Wakil Ketua Umum PSI, Andy Budiman, menyatakan bahwa mekanisme “satu anggota satu suara” ini bertujuan untuk mendemokratisasi internal partai dan melibatkan generasi muda dalam proses politik. Pendaftaran bakal calon ketua umum dibuka mulai hari ini, 13 Mei, hingga 31 Mei 2025 di kantor DPP PSI.
Syarat bagi calon ketua umum adalah memiliki kartu anggota PSI, serta mendapatkan dukungan minimal dari lima Dewan Pengurus Wilayah (DPW) dan 20 Dewan Pengurus Daerah (DPD).

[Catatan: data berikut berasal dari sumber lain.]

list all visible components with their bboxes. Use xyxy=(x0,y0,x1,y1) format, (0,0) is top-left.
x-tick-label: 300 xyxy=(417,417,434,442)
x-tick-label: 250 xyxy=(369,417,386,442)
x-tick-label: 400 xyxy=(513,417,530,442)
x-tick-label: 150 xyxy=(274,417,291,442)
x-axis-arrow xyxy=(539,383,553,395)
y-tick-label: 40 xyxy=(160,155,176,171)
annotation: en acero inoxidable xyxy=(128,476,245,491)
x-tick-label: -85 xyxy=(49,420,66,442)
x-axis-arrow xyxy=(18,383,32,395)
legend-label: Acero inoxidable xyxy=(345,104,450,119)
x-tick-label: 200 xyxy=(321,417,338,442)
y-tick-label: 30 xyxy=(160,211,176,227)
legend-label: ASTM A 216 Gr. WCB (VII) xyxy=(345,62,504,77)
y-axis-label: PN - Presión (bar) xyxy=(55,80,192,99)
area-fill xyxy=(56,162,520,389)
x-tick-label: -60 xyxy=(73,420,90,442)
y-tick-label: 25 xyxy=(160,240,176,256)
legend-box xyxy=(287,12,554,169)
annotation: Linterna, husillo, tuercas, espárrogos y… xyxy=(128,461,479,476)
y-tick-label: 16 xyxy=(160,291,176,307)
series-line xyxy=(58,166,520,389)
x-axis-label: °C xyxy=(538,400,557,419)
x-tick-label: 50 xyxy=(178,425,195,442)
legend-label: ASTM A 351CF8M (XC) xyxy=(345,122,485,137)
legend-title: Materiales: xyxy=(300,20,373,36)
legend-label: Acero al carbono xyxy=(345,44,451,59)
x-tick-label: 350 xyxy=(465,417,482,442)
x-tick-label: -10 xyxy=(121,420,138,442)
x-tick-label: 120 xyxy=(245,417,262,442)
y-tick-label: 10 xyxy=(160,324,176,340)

PSI menargetkan pengumuman hasil Pemilu Raya akan dilakukan pada Kongres PSI yang dijadwalkan pada 19 Juli 2025 di Solo, Jawa Tengah.
Nama-nama seperti Ketua Umum PSI saat ini, Kaesang Pangarep, Giring Ganesha hingga Presiden ke-7 RI Joko Widodo berpotensi menjadi kandidat dalam Pemilu Raya ini.
PSI berharap mekanisme ini dapat menjadi contoh bagi partai politik lain dalam membuka diri dan melibatkan anggota secara langsung dalam menentukan arah partai.(*)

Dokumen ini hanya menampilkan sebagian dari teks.